Steelers Hall of Fame coach Noll remembered as ‘standard-setter’
Hall of Famer after Hall of Famer paused, rested a hand on Chuck Noll’s casket and paid final respects to the man who made the Pittsburgh Steelers what they never were before he arrived.
As Noll was laid to rest Tuesday, the players who won those four Super Bowl trophies in the 1970s said it mattered not that Noll never won the NFL Coach of the Year award. Or that he isn’t always mentioned with coaching greats Vince Lombardi, George Halas and Don Shula.
To them, the legacy Noll left behind lives today not only with the Steelers but Pittsburgh, too.
As Bishop David A. Zubik said during an hourlong funeral Mass at St. Paul’s Cathedral in Oakland, Pittsburgh became known worldwide as the City of Champions largely because of Noll, who died of natural causes Friday night at age 82.
“Everybody who’s been around him knows what a factor he has been for this league and this city,” said Mike Mularkey, the former Buffalo Bills head coach who played for Noll. “To this day, this team is built around what he started.”
Some of those current Steelers — coach Mike Tomlin, general manager Kevin Colbert, offensive coordinator Todd Haley and players Ben Roethlisberger, Maurkice Pouncey, Cam Heyward and Ike Taylor — gathered with Noll’s former players to pay respects to the only coach to win four Super Bowls.
“He is the standard-setter — not only for us but the people in our profession,” Tomlin said.
The former Steelers included Hall of Famers Franco Harris, Joe Greene, John Stallworth and Mel Blount, plus Rocky Bleier, Merril Hoge, J.T. Thomas, John Banaszak, Louis Lipps, Mike Wagner, Andy Russell, Tunch Ilkin, Craig Wolfley and Dick Hoak. Most sat together in a group that included NFL Commissioner Roger Goodell and Steelers Chairman Dan Rooney. Hall of Fame quarterback Terry Bradshaw was a no-show.
The pallbearers were Greene, Russell, Steelers President Art Rooney II, former Steelers publicist Joe Gordon; family friends Michael, John and Patrick Manning and family members Chris Mikut and Jerry Deininger.
Noll was not only a good coach — his 209 career wins are evidence — but also a man who taught his players how to live life properly, Greene said. Noll often told them how they raised their families — not their playing careers — would define their lives.

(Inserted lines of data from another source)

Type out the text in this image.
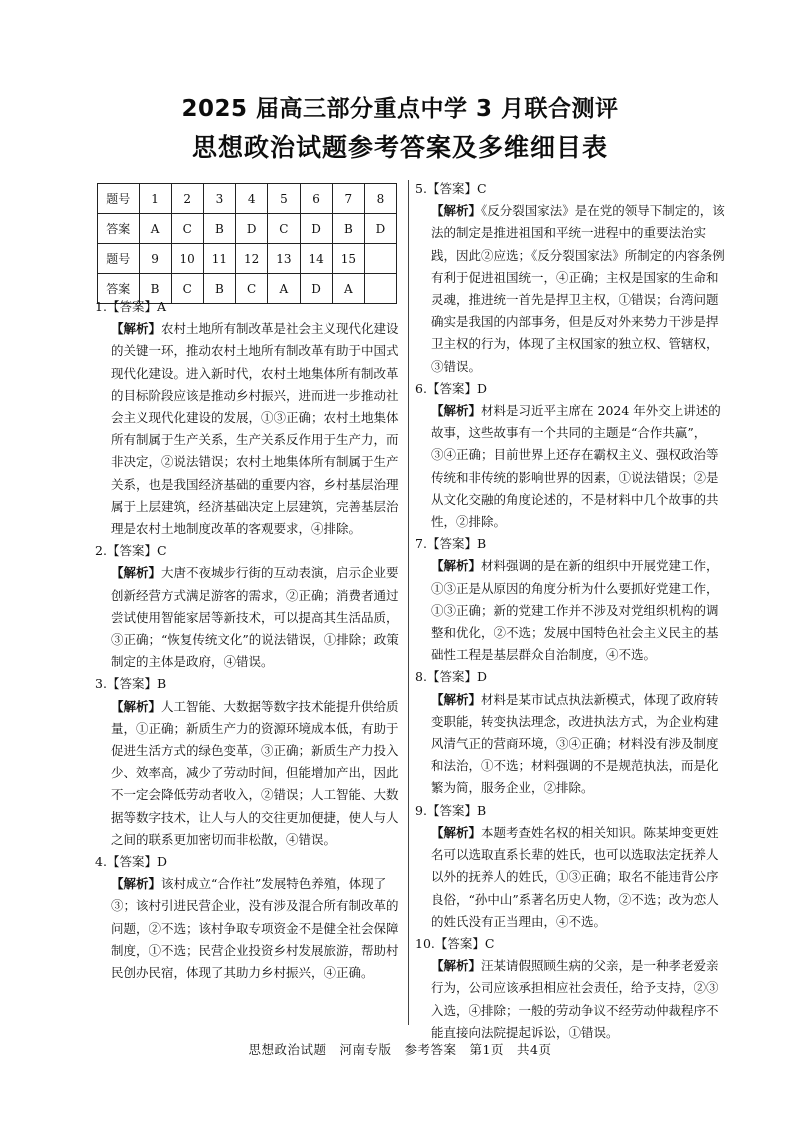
2025 届高三部分重点中学 3 月联合测评
思想政治试题参考答案及多维细目表
题号	1	2	3	4	5	6	7	8
答案	A	C	B	D	C	D	B	D
题号	9	10	11	12	13	14	15	
答案	B	C	B	C	A	D	A	
1.【答案】A
【解析】农村土地所有制改革是社会主义现代化建设的关键一环，推动农村土地所有制改革有助于中国式现代化建设。进入新时代，农村土地集体所有制改革的目标阶段应该是推动乡村振兴，进而进一步推动社会主义现代化建设的发展，①③正确；农村土地集体所有制属于生产关系，生产关系反作用于生产力，而非决定，②说法错误；农村土地集体所有制属于生产关系，也是我国经济基础的重要内容，乡村基层治理属于上层建筑，经济基础决定上层建筑，完善基层治理是农村土地制度改革的客观要求，④排除。
2.【答案】C
【解析】大唐不夜城步行街的互动表演，启示企业要创新经营方式满足游客的需求，②正确；消费者通过尝试使用智能家居等新技术，可以提高其生活品质，③正确；“恢复传统文化”的说法错误，①排除；政策制定的主体是政府，④错误。
3.【答案】B
【解析】人工智能、大数据等数字技术能提升供给质量，①正确；新质生产力的资源环境成本低，有助于促进生活方式的绿色变革，③正确；新质生产力投入少、效率高，减少了劳动时间，但能增加产出，因此不一定会降低劳动者收入，②错误；人工智能、大数据等数字技术，让人与人的交往更加便捷，使人与人之间的联系更加密切而非松散，④错误。
4.【答案】D
【解析】该村成立“合作社”发展特色养殖，体现了③；该村引进民营企业，没有涉及混合所有制改革的问题，②不选；该村争取专项资金不是健全社会保障制度，①不选；民营企业投资乡村发展旅游，帮助村民创办民宿，体现了其助力乡村振兴，④正确。
5.【答案】C
【解析】《反分裂国家法》是在党的领导下制定的，该法的制定是推进祖国和平统一进程中的重要法治实践，因此②应选；《反分裂国家法》所制定的内容条例有利于促进祖国统一，④正确；主权是国家的生命和灵魂，推进统一首先是捍卫主权，①错误；台湾问题确实是我国的内部事务，但是反对外来势力干涉是捍卫主权的行为，体现了主权国家的独立权、管辖权，③错误。
6.【答案】D
【解析】材料是习近平主席在 2024 年外交上讲述的故事，这些故事有一个共同的主题是“合作共赢”，③④正确；目前世界上还存在霸权主义、强权政治等传统和非传统的影响世界的因素，①说法错误；②是从文化交融的角度论述的，不是材料中几个故事的共性，②排除。
7.【答案】B
【解析】材料强调的是在新的组织中开展党建工作，①③正是从原因的角度分析为什么要抓好党建工作，①③正确；新的党建工作并不涉及对党组织机构的调整和优化，②不选；发展中国特色社会主义民主的基础性工程是基层群众自治制度，④不选。
8.【答案】D
【解析】材料是某市试点执法新模式，体现了政府转变职能，转变执法理念，改进执法方式，为企业构建风清气正的营商环境，③④正确；材料没有涉及制度和法治，①不选；材料强调的不是规范执法，而是化繁为简，服务企业，②排除。
9.【答案】B
【解析】本题考查姓名权的相关知识。陈某坤变更姓名可以选取直系长辈的姓氏，也可以选取法定抚养人以外的抚养人的姓氏，①③正确；取名不能违背公序良俗，“孙中山”系著名历史人物，②不选；改为恋人的姓氏没有正当理由，④不选。
10.【答案】C
【解析】汪某请假照顾生病的父亲，是一种孝老爱亲行为，公司应该承担相应社会责任，给予支持，②③入选，④排除；一般的劳动争议不经劳动仲裁程序不能直接向法院提起诉讼，①错误。
思想政治试题　河南专版　参考答案　第1页　共4页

“There’s not a day that goes by — not many days — that I don’t reflect back on Charles Henry Noll,” Greene said.
It’s apparent that others do, too, given how many succeeded in their post-football careers, including Stallworth, Harris, Bradshaw, Russell and Jack Ham. Some made far more money outside of football than in it, Stallworth and Bradshaw among them.
“He was a great coach — and a great man,” said Mike Munchak, a Hall of Fame guard for the rival Houston Oilers and now a Steelers assistant coach.

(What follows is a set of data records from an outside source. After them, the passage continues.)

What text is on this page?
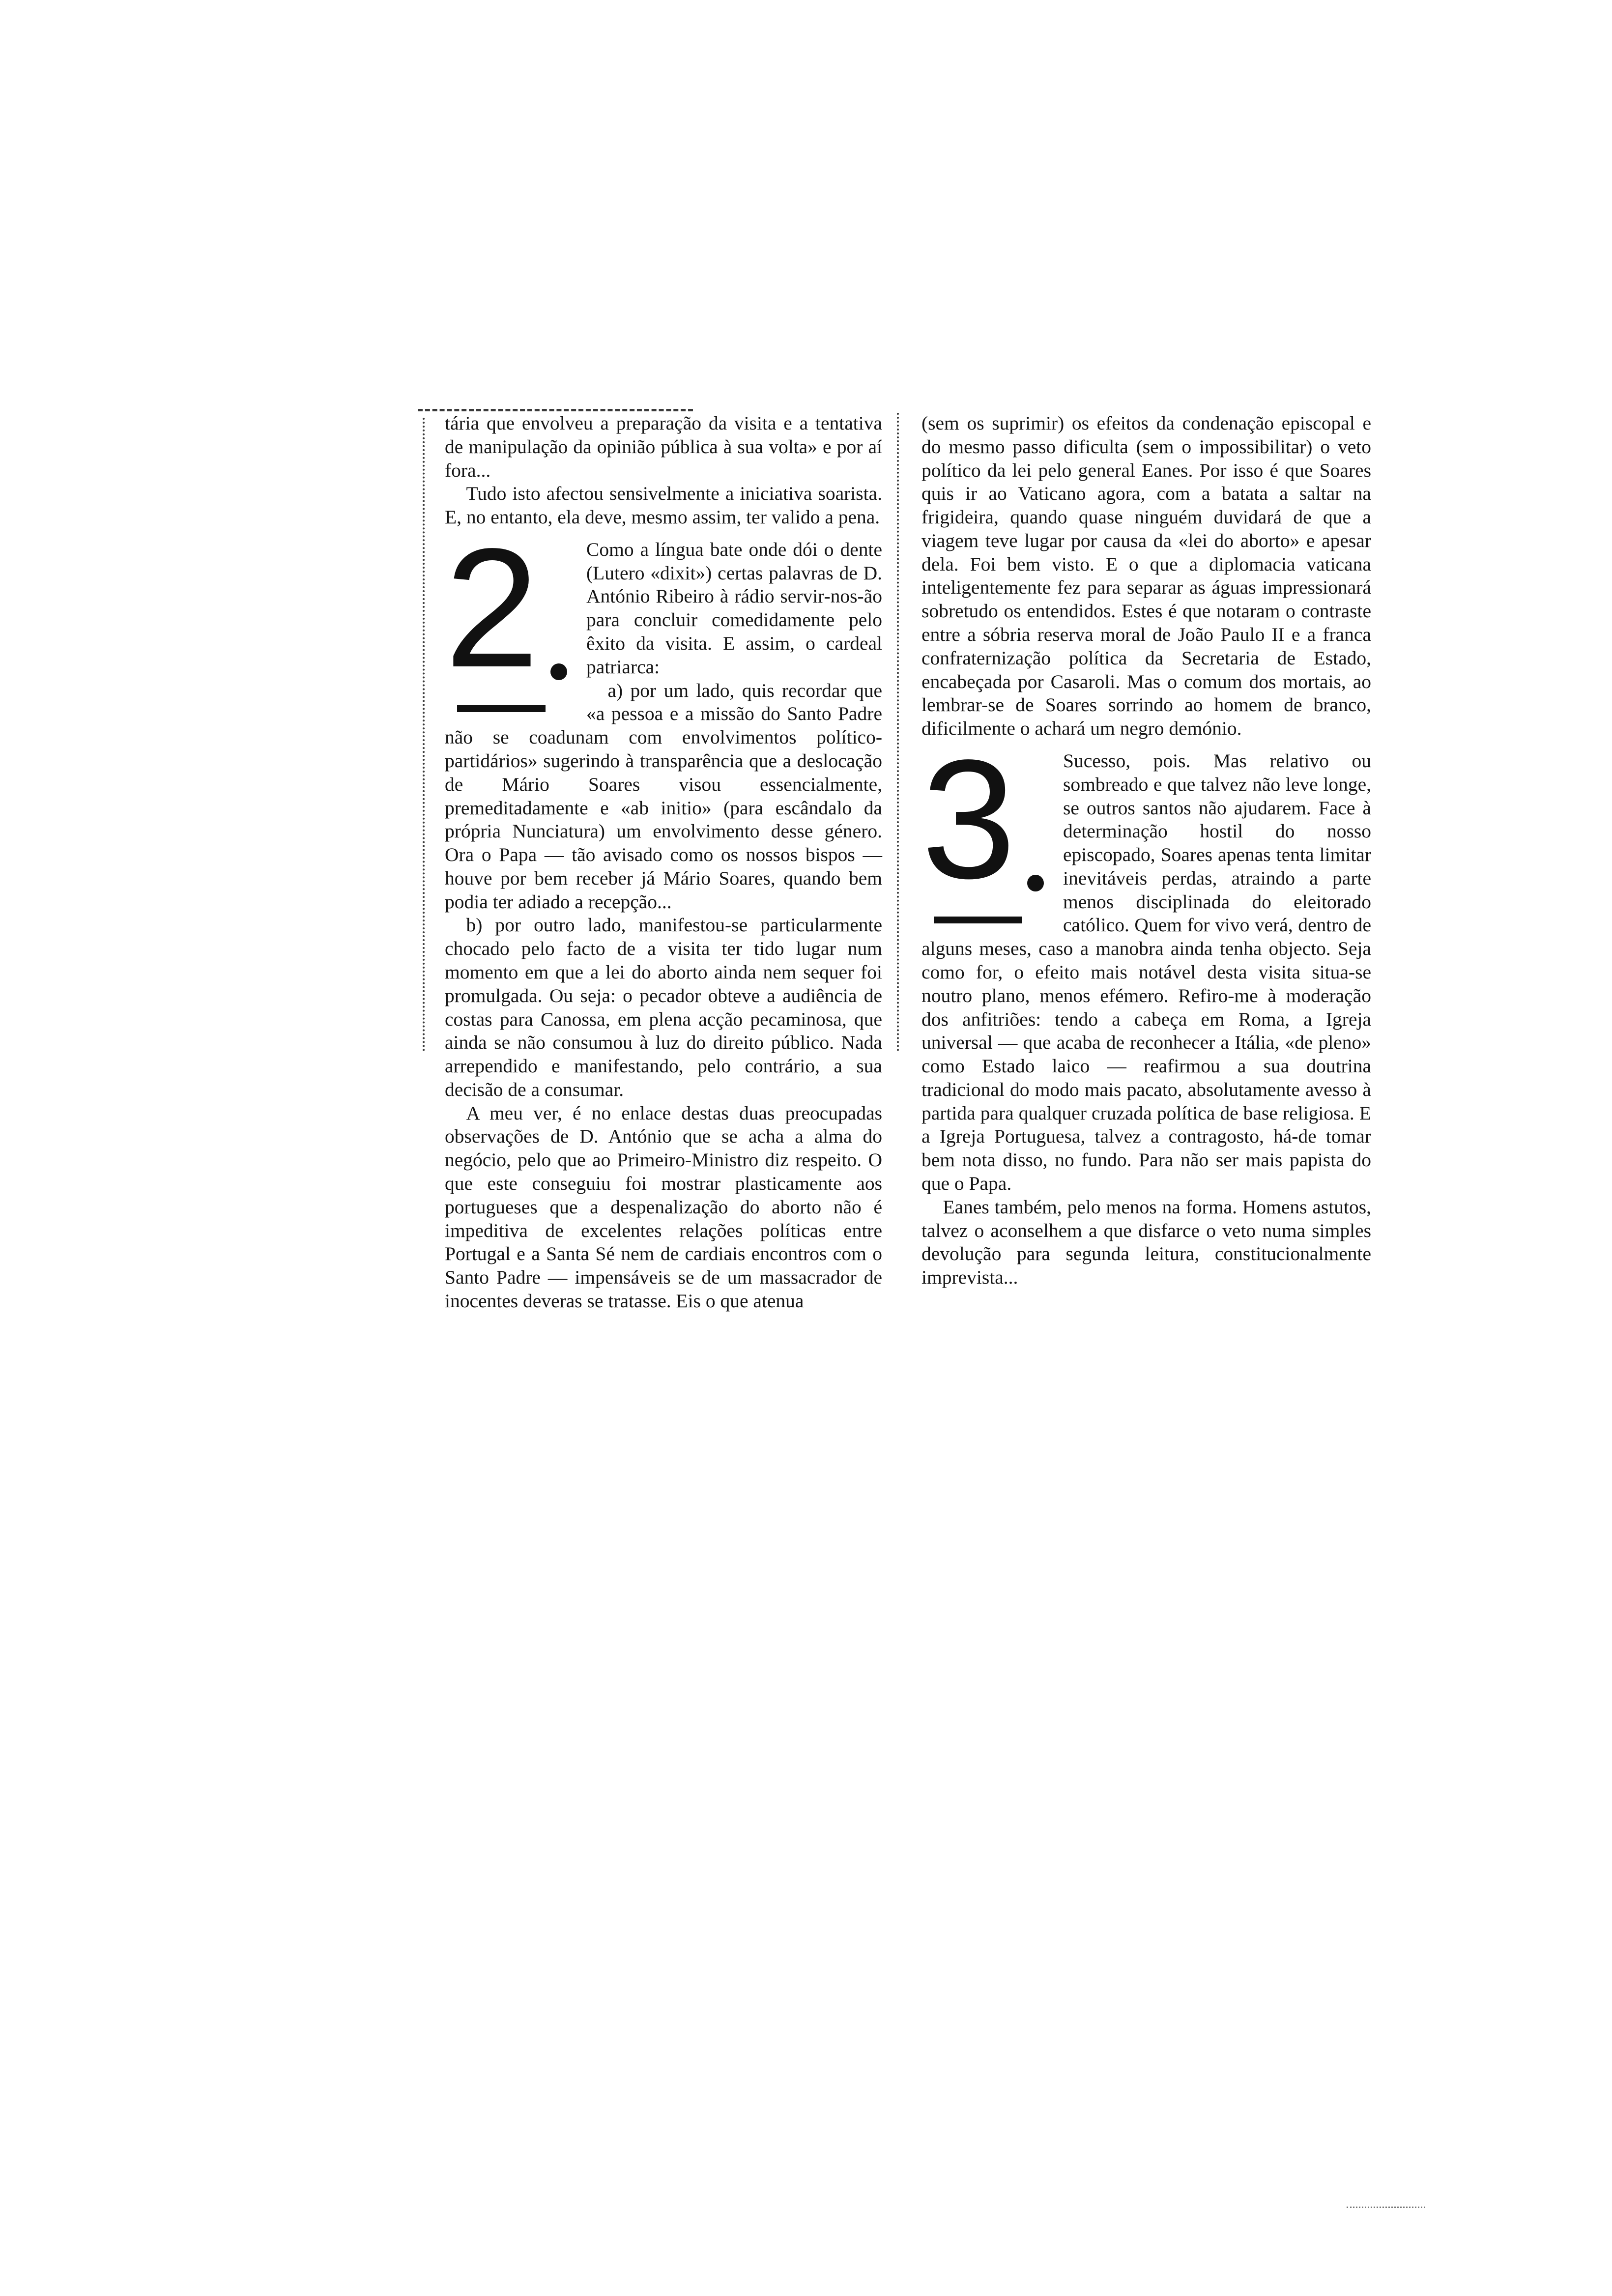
tária que envolveu a preparação da visita e a tentativa de manipulação da opinião pública à sua volta» e por aí fora...

Tudo isto afectou sensivelmente a iniciativa soarista. E, no entanto, ela deve, mesmo assim, ter valido a pena.

2	Como a língua bate onde dói o dente (Lutero «dixit») certas palavras de D. António Ribeiro à rádio servir-nos-ão para concluir comedidamente pelo êxito da visita. E assim, o cardeal patriarca:

a) por um lado, quis recordar que «a pessoa e a missão do Santo Padre não se coadunam com envolvimentos político-partidários» sugerindo à transparência que a deslocação de Mário Soares visou essencialmente, premeditadamente e «ab initio» (para escândalo da própria Nunciatura) um envolvimento desse género. Ora o Papa — tão avisado como os nossos bispos — houve por bem receber já Mário Soares, quando bem podia ter adiado a recepção...

b) por outro lado, manifestou-se particularmente chocado pelo facto de a visita ter tido lugar num momento em que a lei do aborto ainda nem sequer foi promulgada. Ou seja: o pecador obteve a audiência de costas para Canossa, em plena acção pecaminosa, que ainda se não consumou à luz do direito público. Nada arrependido e manifestando, pelo contrário, a sua decisão de a consumar.

A meu ver, é no enlace destas duas preocupadas observações de D. António que se acha a alma do negócio, pelo que ao Primeiro-Ministro diz respeito. O que este conseguiu foi mostrar plasticamente aos portugueses que a despenalização do aborto não é impeditiva de excelentes relações políticas entre Portugal e a Santa Sé nem de cardiais encontros com o Santo Padre — impensáveis se de um massacrador de inocentes deveras se tratasse. Eis o que atenua

(sem os suprimir) os efeitos da condenação episcopal e do mesmo passo dificulta (sem o impossibilitar) o veto político da lei pelo general Eanes. Por isso é que Soares quis ir ao Vaticano agora, com a batata a saltar na frigideira, quando quase ninguém duvidará de que a viagem teve lugar por causa da «lei do aborto» e apesar dela. Foi bem visto. E o que a diplomacia vaticana inteligentemente fez para separar as águas impressionará sobretudo os entendidos. Estes é que notaram o contraste entre a sóbria reserva moral de João Paulo II e a franca confraternização política da Secretaria de Estado, encabeçada por Casaroli. Mas o comum dos mortais, ao lembrar-se de Soares sorrindo ao homem de branco, dificilmente o achará um negro demónio.

3	Sucesso, pois. Mas relativo ou sombreado e que talvez não leve longe, se outros santos não ajudarem. Face à determinação hostil do nosso episcopado, Soares apenas tenta limitar inevitáveis perdas, atraindo a parte menos disciplinada do eleitorado católico. Quem for vivo verá, dentro de alguns meses, caso a manobra ainda tenha objecto. Seja como for, o efeito mais notável desta visita situa-se noutro plano, menos efémero. Refiro-me à moderação dos anfitriões: tendo a cabeça em Roma, a Igreja universal — que acaba de reconhecer a Itália, «de pleno» como Estado laico — reafirmou a sua doutrina tradicional do modo mais pacato, absolutamente avesso à partida para qualquer cruzada política de base religiosa. E a Igreja Portuguesa, talvez a contragosto, há-de tomar bem nota disso, no fundo. Para não ser mais papista do que o Papa.

Eanes também, pelo menos na forma. Homens astutos, talvez o aconselhem a que disfarce o veto numa simples devolução para segunda leitura, constitucionalmente imprevista...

Blount relies upon Noll’s advice daily as he works with troubled youth at his Washington County ranch.
“I think every day there’s a lesson because Chuck has instilled that in us that we’re a reflection of him,” Blount said. “You try to take all that knowledge and wisdom and share with someone.”
Mularkey does. A Tennessee Titans assistant coach, he has Noll sayings plastered all about his meeting room. Among them: “Stress is when you don’t know what you’re doing” and “I wasn’t hired to motivate players, I was hired to coach motivated players.”
To Zubik, Noll motivated nearly everyone he touched, directly or indirectly, before and after the Steelers won Super Bowls during the 1974, ’75, ’78 and ’79 seasons.
Zubik recalled that as a young Catholic priest, he asked Noll many months in advance to speak about leadership at a Catholic youth retreat. Unbeknownst to Zubik, the retreat turned out to be the day after the Steelers arrived back from Pasadena, Calif., from their fourth Super Bowl win, in January 1980.
Regardless, Noll showed up and spoke as scheduled to a group that coincidentally included future Hall of Famer Dan Marino, a player Noll later passed on in the NFL Draft.
Zubik also invoked the name of another Hall of Fame coach in relating how “our dear coach Chuck” made Pittsburgh special. Recalling how Lombardi wanted his backs to run to daylight, Zubik said Noll showed the Steelers the light after 36 years of mostly losing.
Noll made sure those memorable teams won with dignity and respect, and by relying upon preparation rather than coach-delivered motivation.
“He exuded confidence,” said Carnell Lake, a Steelers assistant coach and former player. ”He didn’t speak very many words but, when he did, you listened.”
As the estimated 500 who attended the funeral filed out into the bright sunshine — several brought Terrible Towels, and there were a few Steelers T-shirts among the dark suits — some walked by nearby Oakland Catholic High, where a sign carried a message for Noll: “Heaven’s team is waiting for you.”